What happened: China’s antitrust watchdog, the State Administration of Market Regulation, announced a one-of-first-of-it’s-kind antitrust probe into the country’s biggest tech giant, Alibaba.
Why: This move comes because of Alibaba’s tactic of choosing which clients to promote on its online commerce platforms.
Choosing one of two: Alibaba forces business and merchants to list their products only on its online stores, Taobao and Tmall.
- There’s no explicit penalty if they list it on rival platforms. But owners who do so see a significant drop in sales and traffic. Some even see their product removed.
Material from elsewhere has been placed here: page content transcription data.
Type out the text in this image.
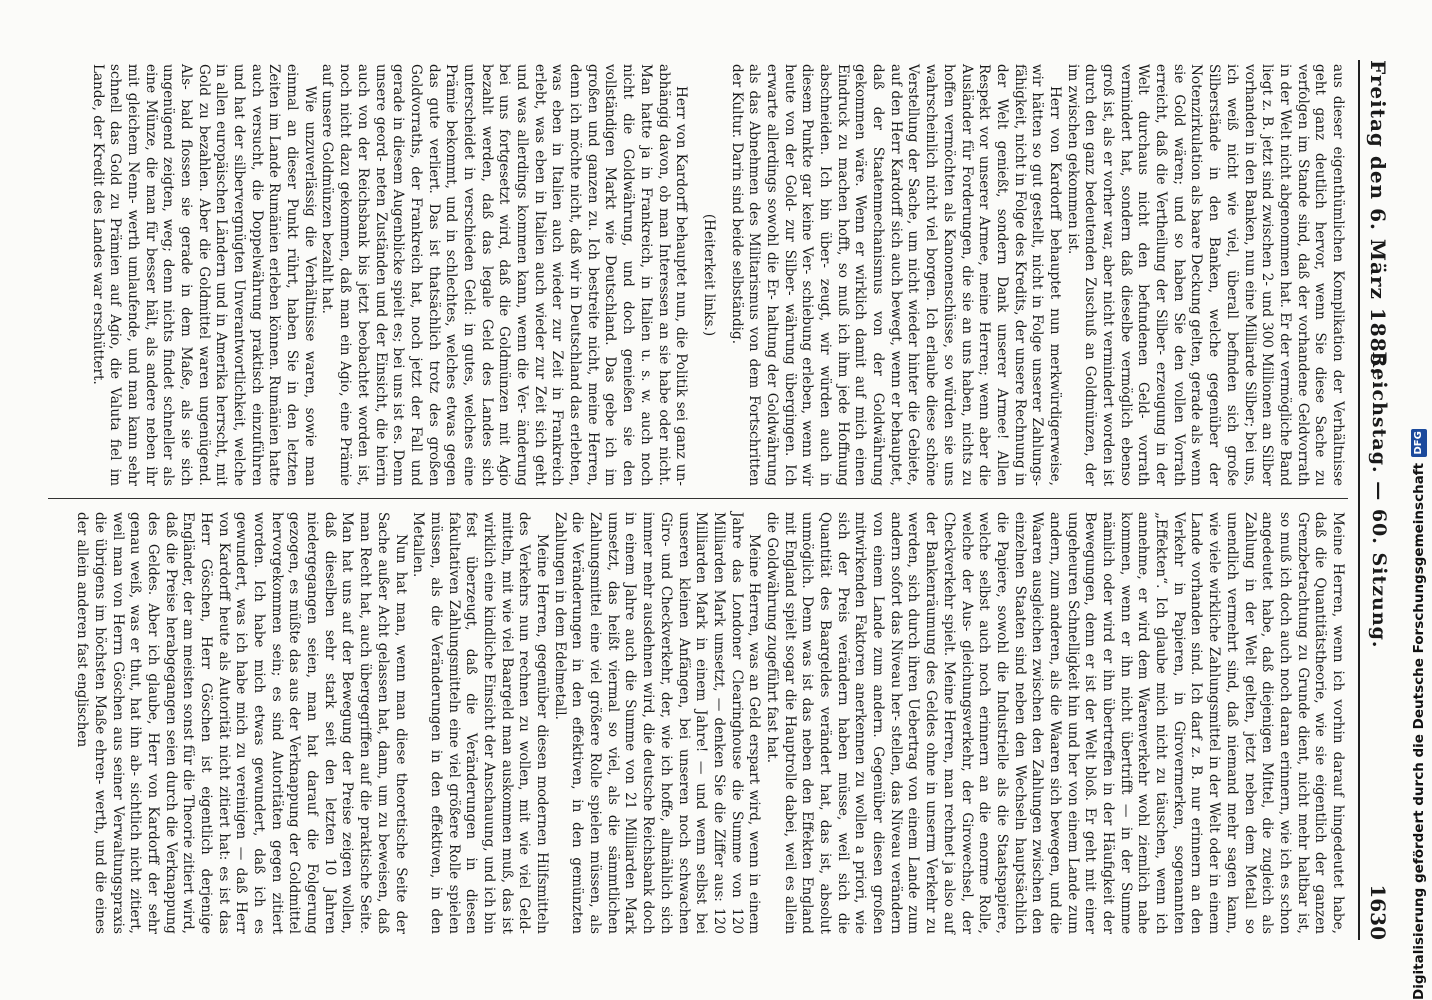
Freitag den 6. März 1885.
Reichstag. — 60. Sitzung.
1630

aus dieser eigenthümlichen Komplikation der Verhältnisse geht ganz deutlich hervor, wenn Sie diese Sache zu verfolgen im Stande sind, daß der vorhandene Geldvorrath in der Welt nicht abgenommen hat. Er der vermögliche Band liegt z. B. jetzt sind zwischen 2- und 300 Millionen an Silber vorhanden in den Banken, nun eine Milliarde Silber; bei uns, ich weiß nicht wie viel, überall befinden sich große Silberstände in den Banken, welche gegenüber der Notenzirkulation als baare Deckung gelten, gerade als wenn sie Gold wären; und so haben Sie den vollen Vorrath erreicht, daß die Vertheilung der Silber- erzeugung in der Welt durchaus nicht den befundenen Geld- vorrath vermindert hat, sondern daß dieselbe vermöglich ebenso groß ist, als er vorher war, aber nicht vermindert worden ist durch den ganz bedeutenden Zuschuß an Goldmünzen, der im zwischen gekommen ist.

Herr von Kardorff behauptet nun merkwürdigerweise, wir hätten so gut gestellt, nicht in Folge unserer Zahlungs- fähigkeit, nicht in Folge des Kredits, der unsere Rechnung in der Welt genießt, sondern Dank unserer Armee! Allen Respekt vor unserer Armee, meine Herren; wenn aber die Ausländer für Forderungen, die sie an uns haben, nichts zu hoffen vermöchten als Kanonenschüsse, so würden sie uns wahrscheinlich nicht viel borgen. Ich erlaube diese schöne Verstellung der Sache, um nicht wieder hinter die Gebiete, auf den Herr Kardorff sich auch bewegt, wenn er behauptet, daß der Staatenmechanismus von der Goldwährung gekommen wäre. Wenn er wirklich damit auf mich einen Eindruck zu machen hofft, so muß ich ihm jede Hoffnung abschneiden. Ich bin über- zeugt, wir würden auch in diesem Punkte gar keine Ver- schiebung erleben, wenn wir heute von der Gold- zur Silber- währung übergingen. Ich erwarte allerdings sowohl die Er- haltung der Goldwährung als das Abnehmen des Militarismus von dem Fortschritten der Kultur. Darin sind beide selbständig.

(Heiterkeit links.)

Herr von Kardorff behauptet nun, die Politik sei ganz un- abhängig davon, ob man Interessen an sie habe oder nicht. Man hatte ja in Frankreich, in Italien u. s. w. auch noch nicht die Goldwährung, und doch genießen sie den vollständigen Markt wie Deutschland. Das gebe ich im großen und ganzen zu. Ich bestreite nicht, meine Herren, denn ich möchte nicht, daß wir in Deutschland das erlebten, was eben in Italien auch wieder zur Zeit in Frankreich erlebt, was eben in Italien auch wieder zur Zeit sich geht und was allerdings kommen kann, wenn die Ver- änderung bei uns fortgesetzt wird, daß die Goldmünzen mit Agio bezahlt werden, daß das legale Geld des Landes sich unterscheidet in verschieden Geld: in gutes, welches eine Prämie bekommt, und in schlechtes, welches etwas gegen das gute verliert. Das ist thatsächlich trotz des großen Goldvorraths, der Frankreich hat, noch jetzt der Fall und gerade in diesem Augenblicke spielt es; bei uns ist es. Denn unsere geord- neten Zuständen und der Einsicht, die hierin auch von der Reichsbank bis jetzt beobachtet worden ist, noch nicht dazu gekommen, daß man ein Agio, eine Prämie auf unsere Goldmünzen bezahlt hat.

Wie unzuverlässig die Verhältnisse waren, sowie man einmal an dieser Punkt rührt, haben Sie in den letzten Zeiten im Lande Rumänien erleben können. Rumänien hatte auch versucht, die Doppelwährung praktisch einzuführen und hat der silbervergnügten Unverantwortlichkeit, welche in allen europäischen Ländern und in Amerika herrscht, mit Gold zu bezahlen. Aber die Goldmittel waren ungenügend. Als- bald flossen sie gerade in dem Maße, als sie sich ungenügend zeigten, weg; denn nichts findet schneller als eine Münze, die man für besser hält, als andere neben ihr mit gleichem Nenn- werth umlaufende, und man kann sehr schnell das Gold zu Prämien auf Agio, die Valuta fiel im Lande, der Kredit des Landes war erschüttert.

Meine Herren, wenn ich vorhin darauf hingedeutet habe, daß die Quantitätstheorie, wie sie eigentlich der ganzen Grenzbetrachtung zu Grunde dient, nicht mehr haltbar ist, so muß ich doch auch noch daran erinnern, wie ich es schon angedeutet habe, daß diejenigen Mittel, die zugleich als Zahlung in der Welt gelten, jetzt neben dem Metall so unendlich vermehrt sind, daß niemand mehr sagen kann, wie viele wirkliche Zahlungsmittel in der Welt oder in einem Lande vorhanden sind. Ich darf z. B. nur erinnern an den Verkehr in Papieren, in Girovermerken, sogenannten „Effekten“. Ich glaube mich nicht zu täuschen, wenn ich annehme, er wird dem Warenverkehr wohl ziemlich nahe kommen, wenn er ihn nicht übertrifft — in der Summe nämlich oder wird er ihn übertreffen in der Häufigkeit der Bewegungen, denn er ist der Welt bloß. Er geht mit einer ungeheuren Schnelligkeit hin und her von einem Lande zum andern, zum anderen, als die Waaren sich bewegen, und die Waaren ausgleichen zwischen den Zahlungen zwischen den einzelnen Staaten sind neben den Wechseln hauptsächlich die Papiere, sowohl die Industrielle als die Staatspapiere, welche selbst auch noch erinnern an die enorme Rolle, welche der Aus- gleichungsverkehr, der Girowechsel, der Checkverkehr spielt. Meine Herren, man rechnet ja also auf der Bankenräumung des Geldes ohne in unserm Verkehr zu werden, sich durch ihren Uebertrag von einem Lande zum andern sofort das Niveau her- stellen, das Niveau verändern von einem Lande zum andern. Gegenüber diesen großen mitwirkenden Faktoren anerkennen zu wollen a priori, wie sich der Preis verändern haben müsse, weil sich die Quantität des Baargeldes verändert hat, das ist, absolut unmöglich. Denn was ist das neben den Effekten England mit England spielt sogar die Hauptrolle dabei, weil es allein die Goldwährung zugeführt fast hat.

Meine Herren, was an Geld erspart wird, wenn in einem Jahre das Londoner Clearinghouse die Summe von 120 Milliarden Mark umsetzt, — denken Sie die Ziffer aus: 120 Milliarden Mark in einem Jahre! — und wenn selbst bei unseren kleinen Anfängen, bei unseren noch schwachen Giro- und Checkverkehr, der, wie ich hoffe, allmählich sich immer mehr ausdehnen wird, die deutsche Reichsbank doch in einem Jahre auch die Summe von 21 Milliarden Mark umsetzt, das heißt viermal so viel, als die sämmtlichen Zahlungsmittel eine viel größere Rolle spielen müssen, als die Veränderungen in den effektiven, in den gemünzten Zahlungen in dem Edelmetall.

Meine Herren, gegenüber diesen modernen Hilfsmitteln des Verkehrs nun rechnen zu wollen, mit wie viel Geld- mitteln, mit wie viel Baargeld man auskommen muß, das ist wirklich eine kindliche Einsicht der Anschauung, und ich bin fest überzeugt, daß die Veränderungen in diesen fakultativen Zahlungsmitteln eine viel größere Rolle spielen müssen, als die Veränderungen in den effektiven, in den Metallen.

Nun hat man, wenn man diese theoretische Seite der Sache außer Acht gelassen hat, dann, um zu beweisen, daß man Recht hat, auch übergegriffen auf die praktische Seite. Man hat uns auf der Bewegung der Preise zeigen wollen, daß dieselben sehr stark seit den letzten 10 Jahren niedergegangen seien, man hat darauf die Folgerung gezogen, es müßte das aus der Verknappung der Goldmittel hervorgekommen sein; es sind Autoritäten gegen zitiert worden. Ich habe mich etwas gewundert, daß ich es gewundert, was ich habe mich zu vereinigen — daß Herr von Kardorff heute als Autorität nicht zitiert hat: es ist das Herr Göschen, Herr Göschen ist eigentlich derjenige Engländer, der am meisten sonst für die Theorie zitiert wird, daß die Preise herabgegangen seien durch die Verknappung des Geldes. Aber ich glaube, Herr von Kardorff der sehr genau weiß, was er thut, hat ihn ab- sichtlich nicht zitiert, weil man von Herrn Göschen aus seiner Verwaltungspraxis die übrigens im höchsten Maße ehren- werth, und die eines der allein anderen fast englischen	Digitalisierung gefördert durch die Deutsche Forschungsgemeinschaft
DFG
- SCMP, an Alibaba-owned publication says: “Legally, it is not well defined whether a platform such as Alibaba has the right to determine which clients it serves”
Similar cases: Chinese authorities have fined local partners of food delivery platforms Meituan and Ele.me for forcing restaurants to choose between the two apps.
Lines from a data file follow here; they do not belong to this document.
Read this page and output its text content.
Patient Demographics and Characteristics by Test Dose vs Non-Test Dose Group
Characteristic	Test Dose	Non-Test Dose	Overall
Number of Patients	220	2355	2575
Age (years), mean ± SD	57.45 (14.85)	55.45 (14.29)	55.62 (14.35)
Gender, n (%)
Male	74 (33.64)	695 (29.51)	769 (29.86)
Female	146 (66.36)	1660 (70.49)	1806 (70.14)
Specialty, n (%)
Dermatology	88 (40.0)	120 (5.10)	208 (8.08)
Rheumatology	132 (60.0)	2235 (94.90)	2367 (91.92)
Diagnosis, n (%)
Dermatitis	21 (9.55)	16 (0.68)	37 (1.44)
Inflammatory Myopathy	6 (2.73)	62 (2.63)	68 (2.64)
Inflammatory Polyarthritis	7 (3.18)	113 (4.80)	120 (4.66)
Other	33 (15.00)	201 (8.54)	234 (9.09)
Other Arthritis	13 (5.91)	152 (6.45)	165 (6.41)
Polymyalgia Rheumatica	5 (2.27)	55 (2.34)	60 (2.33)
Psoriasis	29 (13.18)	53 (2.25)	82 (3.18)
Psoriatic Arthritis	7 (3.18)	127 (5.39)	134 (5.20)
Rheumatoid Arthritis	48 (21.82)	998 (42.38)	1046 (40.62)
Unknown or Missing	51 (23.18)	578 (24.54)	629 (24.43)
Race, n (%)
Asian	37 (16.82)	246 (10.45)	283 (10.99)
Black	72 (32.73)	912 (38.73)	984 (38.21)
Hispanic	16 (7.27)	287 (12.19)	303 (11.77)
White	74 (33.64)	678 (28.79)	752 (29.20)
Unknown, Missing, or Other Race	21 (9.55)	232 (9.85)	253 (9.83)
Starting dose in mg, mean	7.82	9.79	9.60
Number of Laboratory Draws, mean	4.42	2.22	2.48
It’s not the first complaint: JD.com, China’s second-largest e-store, sued Alibaba’s Tmall in 2017 for abusing its market dominance for monopolistic behaviour. Later some more Tmall-rivals like Pinduoduo and Vipshop joined in. The court is yet to make a ruling, says SCMP
The government: China’s communist party-owned People’s Daily said in an editorial: “Antitrust has become an urgent issue concerning [China’s] overall situation”
Outcome: “In a worst-case scenario, Alibaba could be a fined up to 10 per cent of its previous year’s sales,” says Scott Yu, an antitrust expert.
- Paul Haswell says that there could be restrictions on Alibaba’s business practices or, very unlikely, breaking up of the company.